Для Гаврилина подобный отзыв любимого Учителя и его благословение на последующее песенное творчество были очень значимы. Сам же он о своём творении рассуждал так: «…думаю, получилась песня «Два брата». <…> Критика называет её балладой. Мне большая честь: балладу написать ох как трудно!» [21, 183].
А 27 декабря 1974 года состоялась премьера спектакля по повести В. Тендрякова «Три мешка сорной пшеницы» (БДТ, постановка Г. Товстоногова, режиссёр Д. Либуркин, художник М. Ивницкий).
До последнего дня никто толком не знал — разрешат ли пьесу, состоится ли премьера.

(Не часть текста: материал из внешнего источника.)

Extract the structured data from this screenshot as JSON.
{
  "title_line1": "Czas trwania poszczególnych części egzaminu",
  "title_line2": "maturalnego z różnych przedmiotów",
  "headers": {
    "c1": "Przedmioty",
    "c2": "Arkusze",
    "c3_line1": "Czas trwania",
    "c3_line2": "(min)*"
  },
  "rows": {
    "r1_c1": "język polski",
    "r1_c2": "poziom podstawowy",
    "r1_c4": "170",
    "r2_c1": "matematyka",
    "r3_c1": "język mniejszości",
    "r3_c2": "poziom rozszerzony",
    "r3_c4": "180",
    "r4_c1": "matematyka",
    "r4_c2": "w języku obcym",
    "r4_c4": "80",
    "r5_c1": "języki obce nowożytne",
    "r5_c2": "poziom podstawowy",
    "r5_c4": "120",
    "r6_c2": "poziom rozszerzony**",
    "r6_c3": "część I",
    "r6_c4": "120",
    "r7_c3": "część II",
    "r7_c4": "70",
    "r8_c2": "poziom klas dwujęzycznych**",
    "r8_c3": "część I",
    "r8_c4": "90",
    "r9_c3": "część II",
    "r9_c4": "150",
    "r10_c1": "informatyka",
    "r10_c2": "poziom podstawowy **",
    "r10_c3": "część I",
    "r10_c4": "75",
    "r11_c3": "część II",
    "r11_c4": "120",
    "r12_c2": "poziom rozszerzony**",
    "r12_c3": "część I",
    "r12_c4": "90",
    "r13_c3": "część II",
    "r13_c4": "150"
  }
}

Постоянно ждали первого секретаря обкома Романова. А тот, по воспоминаниям О. Борисова, игравшего председателя колхоза, сообщил как-то Товстоногову: «Цените, Георгий Александрович, что я у вас до сих пор на «Мешках…» не был, цените! Если приду, спектакль придётся закрыть» [21, 181].
Спектакль в итоге состоялся. Для Гаврилина это была очень ответственная работа: со знаменитым режиссёром он сотрудничал впервые. А главные роли играли прекрасные актеры: Зинаида Шарко, Олег Борисов, Ефим Копелян. Для З. Шарко Гаврилин написал плач, который исполнялся в сцене после смерти Кистерёва. «Она причитала, по словам О. Борисова, как профессиональная вопленица, плачея. Как будто летали по залу сгустки угара» [Там же].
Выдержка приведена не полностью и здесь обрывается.